This is a strange take. In Japanese it’s literally a consonant cluster [ts], which is to say it’s literally a Japanese “t” followed by a Japanese “s”. The Japanese “t” and “s” are not exactly the same as English, but they’re close enough, and English has the same cluster in, say, the plural “mats” of “mat”.
What “tsunami” breaks in English is not really the sound, but instead just the fact that English doesn’t allow [ts] unless it’s preceeded by a vowel.
It’s not at all like the T sound in Japanese followed by the S sound. The normal T sound in Japanese is pronounced by putting your tongue behind your top teeth and flicking your tongue down a bit. Tsu on the other hand starts with your tongue below your top teeth, and your cheeks pulled together a bit.

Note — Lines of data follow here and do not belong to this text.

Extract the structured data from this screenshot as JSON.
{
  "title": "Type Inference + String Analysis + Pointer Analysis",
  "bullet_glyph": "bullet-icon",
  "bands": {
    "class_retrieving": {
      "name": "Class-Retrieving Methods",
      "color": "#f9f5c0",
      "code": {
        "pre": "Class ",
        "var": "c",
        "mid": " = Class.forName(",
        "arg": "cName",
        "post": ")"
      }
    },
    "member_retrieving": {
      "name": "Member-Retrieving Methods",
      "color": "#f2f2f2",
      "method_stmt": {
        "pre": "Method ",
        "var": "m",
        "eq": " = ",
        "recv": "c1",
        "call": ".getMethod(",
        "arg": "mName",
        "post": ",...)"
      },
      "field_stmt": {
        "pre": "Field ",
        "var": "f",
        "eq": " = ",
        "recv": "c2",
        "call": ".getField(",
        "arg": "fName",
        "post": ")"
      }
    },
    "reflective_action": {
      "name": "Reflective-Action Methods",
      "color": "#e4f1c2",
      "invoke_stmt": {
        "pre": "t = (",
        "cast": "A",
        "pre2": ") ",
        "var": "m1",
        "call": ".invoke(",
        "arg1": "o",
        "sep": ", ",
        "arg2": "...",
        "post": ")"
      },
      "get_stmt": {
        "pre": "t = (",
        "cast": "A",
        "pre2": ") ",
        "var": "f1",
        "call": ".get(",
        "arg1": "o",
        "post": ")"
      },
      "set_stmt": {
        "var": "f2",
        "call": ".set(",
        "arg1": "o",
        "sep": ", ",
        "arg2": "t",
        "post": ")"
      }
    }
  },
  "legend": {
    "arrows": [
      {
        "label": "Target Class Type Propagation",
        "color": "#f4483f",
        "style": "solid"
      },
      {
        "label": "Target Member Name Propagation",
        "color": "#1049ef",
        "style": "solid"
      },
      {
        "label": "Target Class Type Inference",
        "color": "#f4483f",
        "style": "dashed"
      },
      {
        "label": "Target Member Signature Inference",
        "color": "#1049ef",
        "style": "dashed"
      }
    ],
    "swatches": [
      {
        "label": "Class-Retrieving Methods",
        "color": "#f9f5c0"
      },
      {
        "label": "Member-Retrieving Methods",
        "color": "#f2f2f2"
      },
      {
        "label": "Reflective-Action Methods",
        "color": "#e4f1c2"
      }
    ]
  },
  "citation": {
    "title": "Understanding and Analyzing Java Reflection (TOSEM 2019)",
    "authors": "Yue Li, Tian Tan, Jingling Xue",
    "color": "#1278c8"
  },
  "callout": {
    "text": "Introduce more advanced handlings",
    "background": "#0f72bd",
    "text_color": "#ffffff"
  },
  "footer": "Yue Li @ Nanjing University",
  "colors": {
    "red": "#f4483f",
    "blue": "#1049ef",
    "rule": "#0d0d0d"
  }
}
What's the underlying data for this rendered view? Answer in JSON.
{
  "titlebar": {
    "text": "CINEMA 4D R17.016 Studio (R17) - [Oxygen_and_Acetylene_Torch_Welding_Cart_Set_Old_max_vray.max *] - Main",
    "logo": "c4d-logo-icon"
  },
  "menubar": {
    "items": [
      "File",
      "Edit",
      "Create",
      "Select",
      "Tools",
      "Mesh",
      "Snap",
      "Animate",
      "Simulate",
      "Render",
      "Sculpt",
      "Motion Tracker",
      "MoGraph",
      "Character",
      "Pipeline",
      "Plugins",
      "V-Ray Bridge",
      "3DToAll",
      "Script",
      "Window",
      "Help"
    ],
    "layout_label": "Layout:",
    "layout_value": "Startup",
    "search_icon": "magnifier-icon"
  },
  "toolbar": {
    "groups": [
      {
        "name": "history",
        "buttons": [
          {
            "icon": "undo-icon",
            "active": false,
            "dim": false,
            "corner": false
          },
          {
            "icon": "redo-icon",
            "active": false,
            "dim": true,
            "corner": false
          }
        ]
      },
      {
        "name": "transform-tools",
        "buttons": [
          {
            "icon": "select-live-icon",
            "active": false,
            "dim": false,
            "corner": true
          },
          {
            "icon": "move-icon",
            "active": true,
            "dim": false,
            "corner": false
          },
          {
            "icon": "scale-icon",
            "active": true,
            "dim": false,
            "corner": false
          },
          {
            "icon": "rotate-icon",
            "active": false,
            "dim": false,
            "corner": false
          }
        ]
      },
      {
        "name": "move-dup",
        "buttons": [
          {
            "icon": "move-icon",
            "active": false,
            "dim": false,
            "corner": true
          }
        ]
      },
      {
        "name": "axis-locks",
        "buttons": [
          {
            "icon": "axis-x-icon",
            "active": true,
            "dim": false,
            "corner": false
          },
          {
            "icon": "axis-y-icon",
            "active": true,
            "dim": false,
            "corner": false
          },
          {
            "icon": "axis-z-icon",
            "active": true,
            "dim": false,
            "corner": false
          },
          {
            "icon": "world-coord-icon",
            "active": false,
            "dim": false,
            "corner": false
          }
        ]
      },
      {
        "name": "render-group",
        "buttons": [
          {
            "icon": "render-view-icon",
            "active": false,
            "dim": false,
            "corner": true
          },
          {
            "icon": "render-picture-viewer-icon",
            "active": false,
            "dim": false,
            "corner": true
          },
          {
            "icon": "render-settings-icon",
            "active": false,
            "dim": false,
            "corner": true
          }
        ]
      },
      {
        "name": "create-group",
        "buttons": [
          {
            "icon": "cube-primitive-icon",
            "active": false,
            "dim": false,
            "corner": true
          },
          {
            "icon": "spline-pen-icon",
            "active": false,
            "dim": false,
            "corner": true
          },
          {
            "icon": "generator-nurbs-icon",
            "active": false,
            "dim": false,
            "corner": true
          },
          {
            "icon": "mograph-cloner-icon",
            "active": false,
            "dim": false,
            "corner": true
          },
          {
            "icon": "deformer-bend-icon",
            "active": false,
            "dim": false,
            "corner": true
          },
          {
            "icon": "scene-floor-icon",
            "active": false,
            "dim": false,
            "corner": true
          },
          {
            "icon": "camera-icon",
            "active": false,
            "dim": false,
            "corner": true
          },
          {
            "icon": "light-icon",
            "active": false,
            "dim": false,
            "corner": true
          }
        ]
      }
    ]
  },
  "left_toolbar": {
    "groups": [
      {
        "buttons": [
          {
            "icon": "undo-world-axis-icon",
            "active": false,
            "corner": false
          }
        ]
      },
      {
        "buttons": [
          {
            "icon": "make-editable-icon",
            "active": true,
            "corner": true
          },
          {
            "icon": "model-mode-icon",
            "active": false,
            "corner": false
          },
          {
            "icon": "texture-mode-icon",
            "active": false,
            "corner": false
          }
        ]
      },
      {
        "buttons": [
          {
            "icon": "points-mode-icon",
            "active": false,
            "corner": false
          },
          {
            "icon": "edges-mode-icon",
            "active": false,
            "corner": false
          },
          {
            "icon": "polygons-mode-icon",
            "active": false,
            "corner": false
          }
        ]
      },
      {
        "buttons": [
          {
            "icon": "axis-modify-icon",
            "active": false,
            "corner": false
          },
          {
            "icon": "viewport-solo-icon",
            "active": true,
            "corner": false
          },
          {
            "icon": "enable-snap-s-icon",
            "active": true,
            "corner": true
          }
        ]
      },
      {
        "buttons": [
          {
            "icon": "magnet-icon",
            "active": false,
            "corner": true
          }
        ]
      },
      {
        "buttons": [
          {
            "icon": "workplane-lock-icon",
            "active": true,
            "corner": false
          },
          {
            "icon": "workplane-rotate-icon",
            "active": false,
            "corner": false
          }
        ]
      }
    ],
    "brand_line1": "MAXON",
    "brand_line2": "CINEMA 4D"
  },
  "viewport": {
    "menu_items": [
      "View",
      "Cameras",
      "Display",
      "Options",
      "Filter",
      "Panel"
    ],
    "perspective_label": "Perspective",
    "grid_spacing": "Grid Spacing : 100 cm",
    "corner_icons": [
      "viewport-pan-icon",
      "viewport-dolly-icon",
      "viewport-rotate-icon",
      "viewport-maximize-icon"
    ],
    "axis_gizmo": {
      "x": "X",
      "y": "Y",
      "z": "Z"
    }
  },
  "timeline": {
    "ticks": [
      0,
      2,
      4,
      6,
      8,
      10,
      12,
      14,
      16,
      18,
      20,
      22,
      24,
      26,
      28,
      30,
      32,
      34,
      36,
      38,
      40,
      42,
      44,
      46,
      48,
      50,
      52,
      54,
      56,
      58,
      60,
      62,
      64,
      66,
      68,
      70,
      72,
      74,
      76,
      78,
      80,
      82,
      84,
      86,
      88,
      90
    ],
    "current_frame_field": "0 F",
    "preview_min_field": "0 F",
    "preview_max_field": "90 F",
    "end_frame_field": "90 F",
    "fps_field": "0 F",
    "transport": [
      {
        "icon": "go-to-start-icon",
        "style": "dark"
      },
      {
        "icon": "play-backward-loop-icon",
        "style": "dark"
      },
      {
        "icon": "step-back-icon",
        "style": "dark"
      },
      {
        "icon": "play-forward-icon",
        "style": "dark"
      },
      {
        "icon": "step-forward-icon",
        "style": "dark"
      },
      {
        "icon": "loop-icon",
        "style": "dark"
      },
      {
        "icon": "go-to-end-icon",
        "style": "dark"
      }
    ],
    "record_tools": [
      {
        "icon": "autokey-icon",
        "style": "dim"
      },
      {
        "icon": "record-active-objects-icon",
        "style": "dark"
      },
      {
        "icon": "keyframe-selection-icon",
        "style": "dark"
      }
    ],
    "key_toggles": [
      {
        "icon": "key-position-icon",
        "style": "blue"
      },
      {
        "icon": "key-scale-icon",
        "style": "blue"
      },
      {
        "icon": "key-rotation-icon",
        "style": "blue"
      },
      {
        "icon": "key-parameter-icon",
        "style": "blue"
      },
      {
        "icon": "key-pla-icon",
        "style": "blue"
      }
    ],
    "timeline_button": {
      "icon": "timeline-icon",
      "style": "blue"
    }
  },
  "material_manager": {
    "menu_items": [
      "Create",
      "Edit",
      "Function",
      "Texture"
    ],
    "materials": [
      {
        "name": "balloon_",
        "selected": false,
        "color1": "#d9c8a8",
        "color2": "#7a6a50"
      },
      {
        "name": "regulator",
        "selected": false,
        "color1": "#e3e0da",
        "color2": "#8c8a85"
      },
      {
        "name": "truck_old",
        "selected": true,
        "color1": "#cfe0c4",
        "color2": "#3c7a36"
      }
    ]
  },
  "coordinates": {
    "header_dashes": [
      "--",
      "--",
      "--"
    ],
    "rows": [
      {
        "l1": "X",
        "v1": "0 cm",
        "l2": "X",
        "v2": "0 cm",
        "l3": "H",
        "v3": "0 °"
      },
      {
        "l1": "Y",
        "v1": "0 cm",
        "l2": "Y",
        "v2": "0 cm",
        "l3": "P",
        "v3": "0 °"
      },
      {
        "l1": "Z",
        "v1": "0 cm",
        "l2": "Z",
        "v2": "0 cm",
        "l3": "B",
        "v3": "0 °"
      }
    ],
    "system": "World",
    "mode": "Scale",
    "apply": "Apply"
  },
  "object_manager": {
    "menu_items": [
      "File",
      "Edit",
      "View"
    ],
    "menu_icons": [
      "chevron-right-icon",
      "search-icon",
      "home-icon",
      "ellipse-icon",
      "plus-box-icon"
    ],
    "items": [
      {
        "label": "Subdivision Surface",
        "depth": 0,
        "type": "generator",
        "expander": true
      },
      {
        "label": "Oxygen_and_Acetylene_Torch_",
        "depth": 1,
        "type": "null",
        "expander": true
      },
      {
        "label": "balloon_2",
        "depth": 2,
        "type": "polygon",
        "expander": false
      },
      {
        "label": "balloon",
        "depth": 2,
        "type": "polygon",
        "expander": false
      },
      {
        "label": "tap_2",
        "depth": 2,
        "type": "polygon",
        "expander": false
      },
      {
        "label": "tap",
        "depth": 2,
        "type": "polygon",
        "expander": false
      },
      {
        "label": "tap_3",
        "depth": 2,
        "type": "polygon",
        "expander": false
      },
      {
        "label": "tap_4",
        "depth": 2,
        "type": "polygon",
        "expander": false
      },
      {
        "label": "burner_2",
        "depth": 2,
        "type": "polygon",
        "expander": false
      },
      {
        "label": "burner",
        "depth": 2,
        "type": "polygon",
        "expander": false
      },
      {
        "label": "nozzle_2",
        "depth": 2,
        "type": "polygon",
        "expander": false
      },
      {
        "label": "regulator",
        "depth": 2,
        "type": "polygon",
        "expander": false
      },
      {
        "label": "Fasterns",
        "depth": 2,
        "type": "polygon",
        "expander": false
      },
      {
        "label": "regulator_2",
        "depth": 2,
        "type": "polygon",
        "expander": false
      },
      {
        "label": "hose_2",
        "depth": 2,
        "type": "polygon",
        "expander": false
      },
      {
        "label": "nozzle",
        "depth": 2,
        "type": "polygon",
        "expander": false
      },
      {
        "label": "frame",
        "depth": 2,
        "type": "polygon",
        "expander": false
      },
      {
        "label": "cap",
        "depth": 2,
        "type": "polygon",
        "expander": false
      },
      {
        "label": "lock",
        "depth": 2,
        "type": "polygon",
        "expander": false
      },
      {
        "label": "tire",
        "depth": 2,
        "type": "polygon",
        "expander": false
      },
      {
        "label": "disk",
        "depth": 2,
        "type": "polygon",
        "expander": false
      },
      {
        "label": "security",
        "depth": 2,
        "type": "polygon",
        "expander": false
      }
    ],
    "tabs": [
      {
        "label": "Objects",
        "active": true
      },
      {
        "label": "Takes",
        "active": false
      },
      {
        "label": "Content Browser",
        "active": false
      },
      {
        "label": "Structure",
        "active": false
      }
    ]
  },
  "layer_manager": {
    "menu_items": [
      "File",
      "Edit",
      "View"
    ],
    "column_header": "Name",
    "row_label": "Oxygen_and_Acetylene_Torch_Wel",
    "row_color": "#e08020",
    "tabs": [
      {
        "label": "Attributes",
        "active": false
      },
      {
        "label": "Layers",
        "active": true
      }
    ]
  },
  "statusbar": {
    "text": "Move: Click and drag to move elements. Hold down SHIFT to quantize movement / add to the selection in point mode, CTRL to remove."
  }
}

It’s also nothing like the TS in Mats in english.
Where are you getting this information? This “pull your cheeks together a bit” sounds completely out of left field to me.
“Nothing like” seems to overstate things, at least to me.
Certainly, the sound in Japanese doesn’t sound aspirated the way English speakers do and expect to hear, but in listening to all the recordings at Forvo for this word, an initial “ts” seems like an entirely reasonable and fairly faithful approximation of the Japanese sound.
Granted, I would expect someone who has listened to significant amounts of Japanese to hear differences that an outsider like me wouldn’t notice, and consequently to judge differences as more pronounced than I would. Even with that in mind, “nothing like” seems like quite the exaggeration.
Moreover, and back to the original point, the pronouciation with an initial “ts” in English seems pretty obvious, just as dropping the “t” to conform to typical English phonotactics does. I wouldn’t see any reason to rule either pronunciation choice out.